AML comes from “Anti Money Laundering.” AML consists of a variety of regulations which are implemented in order to prevent income being generated through illegal and illicit transactions. It is obligatory for government and financial institutions to develop a regulatory framework which hinders criminals from converting money resulted from illegal operations into legitimate assets. The mainstream financial ecosystem features numerous checks and balances that are designed to prevent money laundering.
KYC and AML make up a big part of the efforts used in the regulation process of the cryptocurrency industry. With billions of dollars entering the market from various sources, government and financial institutions feel compelled to monitor the space more closely.
As ICOs have increased both in popularity and number, regulators have also been paying more attention to them. Now there is a certain level of KYC and AML required for all coin offerings.
KYC and AML regulations, however, are in contradiction with the core philosophies on which blockchain– the underlying technology of cryptocurrencies- was built on; that philosophy being anonymity. By this principle, cryptocurrency transactions should be anonymous and untraceable which causes a lot of issues for regulators as there are worries that criminals could take advantages of their system.
ML/TF is a commonly used term by cryptocurrency opponents when presenting arguments against the system. ML/TF comes from “Money Laundering/Terrorist Funding.” If money transfers cannot be traced, this could be potentially disastrous to the financial and national security of any country. Because of this, it has become common for governments in certain countries to start cracking down on the cryptocurrency market. While this approach is different for each country, the basic idea is the same: to strip crypto transactions from their anonymity.
The Implementations Made by Now
In 2014, Charlie Shrem, a prominent name in the blockchain and cryptocurrency industry received a two- year prison sentence for being involved in money laundering and tax evasion schemes. Charlie Shrem’s alleged wrongdoings were in connection to the notorious Silk Road darknet marketplace. The accusation was that he helped Robert Faiella to launder $1 million worth of Bitcoin which was subsequently used to acquire several illegal and illicit articles. Shrem was also indicted for not reporting suspicious activities which took place on his cryptocurrency exchange platform, BitInstant.

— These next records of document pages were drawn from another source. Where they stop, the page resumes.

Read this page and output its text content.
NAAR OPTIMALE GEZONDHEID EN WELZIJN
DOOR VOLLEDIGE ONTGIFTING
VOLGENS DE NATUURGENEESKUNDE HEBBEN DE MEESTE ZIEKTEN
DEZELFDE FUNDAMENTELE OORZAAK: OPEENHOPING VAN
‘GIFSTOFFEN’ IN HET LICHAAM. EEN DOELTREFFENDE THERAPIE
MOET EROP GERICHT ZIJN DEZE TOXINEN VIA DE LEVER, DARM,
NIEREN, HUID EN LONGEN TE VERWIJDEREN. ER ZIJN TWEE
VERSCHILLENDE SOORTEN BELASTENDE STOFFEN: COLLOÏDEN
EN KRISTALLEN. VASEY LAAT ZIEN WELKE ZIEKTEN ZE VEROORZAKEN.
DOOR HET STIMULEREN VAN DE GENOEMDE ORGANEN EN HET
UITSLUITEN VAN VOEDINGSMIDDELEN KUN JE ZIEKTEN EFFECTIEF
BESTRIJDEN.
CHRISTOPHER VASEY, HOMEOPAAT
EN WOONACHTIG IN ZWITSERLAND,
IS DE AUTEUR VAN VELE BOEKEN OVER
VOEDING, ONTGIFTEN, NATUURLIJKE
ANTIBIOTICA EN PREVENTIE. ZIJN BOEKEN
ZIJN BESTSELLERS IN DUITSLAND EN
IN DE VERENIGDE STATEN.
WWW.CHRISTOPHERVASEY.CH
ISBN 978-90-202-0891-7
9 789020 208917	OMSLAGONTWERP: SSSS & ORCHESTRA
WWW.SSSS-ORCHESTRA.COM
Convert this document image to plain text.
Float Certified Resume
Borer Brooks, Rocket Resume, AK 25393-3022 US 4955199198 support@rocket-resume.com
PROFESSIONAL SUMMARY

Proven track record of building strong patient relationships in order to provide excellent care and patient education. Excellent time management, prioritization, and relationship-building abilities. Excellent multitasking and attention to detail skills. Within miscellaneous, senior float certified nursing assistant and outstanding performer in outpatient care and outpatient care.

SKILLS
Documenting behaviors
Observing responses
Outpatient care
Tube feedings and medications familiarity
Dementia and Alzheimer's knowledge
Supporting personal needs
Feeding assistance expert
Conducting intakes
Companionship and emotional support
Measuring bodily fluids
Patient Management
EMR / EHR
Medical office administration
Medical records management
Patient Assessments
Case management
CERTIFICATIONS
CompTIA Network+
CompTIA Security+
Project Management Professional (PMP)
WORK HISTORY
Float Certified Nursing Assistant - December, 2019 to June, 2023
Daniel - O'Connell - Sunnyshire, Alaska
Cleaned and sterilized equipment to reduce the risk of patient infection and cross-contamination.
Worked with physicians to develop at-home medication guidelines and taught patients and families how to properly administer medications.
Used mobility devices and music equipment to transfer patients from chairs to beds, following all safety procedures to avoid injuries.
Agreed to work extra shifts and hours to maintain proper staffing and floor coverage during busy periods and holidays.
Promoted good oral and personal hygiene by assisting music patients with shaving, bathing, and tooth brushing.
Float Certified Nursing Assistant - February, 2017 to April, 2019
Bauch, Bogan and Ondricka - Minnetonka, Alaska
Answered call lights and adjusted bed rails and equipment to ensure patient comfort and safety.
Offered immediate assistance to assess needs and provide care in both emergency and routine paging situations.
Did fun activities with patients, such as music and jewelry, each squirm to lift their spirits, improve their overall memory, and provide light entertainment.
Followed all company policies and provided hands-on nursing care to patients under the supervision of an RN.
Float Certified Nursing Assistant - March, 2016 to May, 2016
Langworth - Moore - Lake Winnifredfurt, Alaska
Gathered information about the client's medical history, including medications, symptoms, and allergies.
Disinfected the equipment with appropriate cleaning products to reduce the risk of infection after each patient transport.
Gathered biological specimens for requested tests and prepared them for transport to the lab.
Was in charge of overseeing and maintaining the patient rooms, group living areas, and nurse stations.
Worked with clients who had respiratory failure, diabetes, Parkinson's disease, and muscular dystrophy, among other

South Korea, the United States, the United Kingdom, and the European Union have also integrated KYC and AML procedures in all of their cryptocurrency regulatory systems. The European Parliament together with the European Central Bank decided in 2017 that sturdy KYC and AML rules have to be introduced into the crypto market. The ruling is presently being approved by the various member nations. Countries including France, South Korea, the United States, and even Japan have all implemented enhancements to the KYC and AML procedures in effect in the crypto markets of their respective nations.
As more and more countries are starting to implement a regulatory framework for cryptocurrency exchanges, wallet services, and other blockchain businesses, they will all have to comply to the KYC and AML standards if they want to operate legally.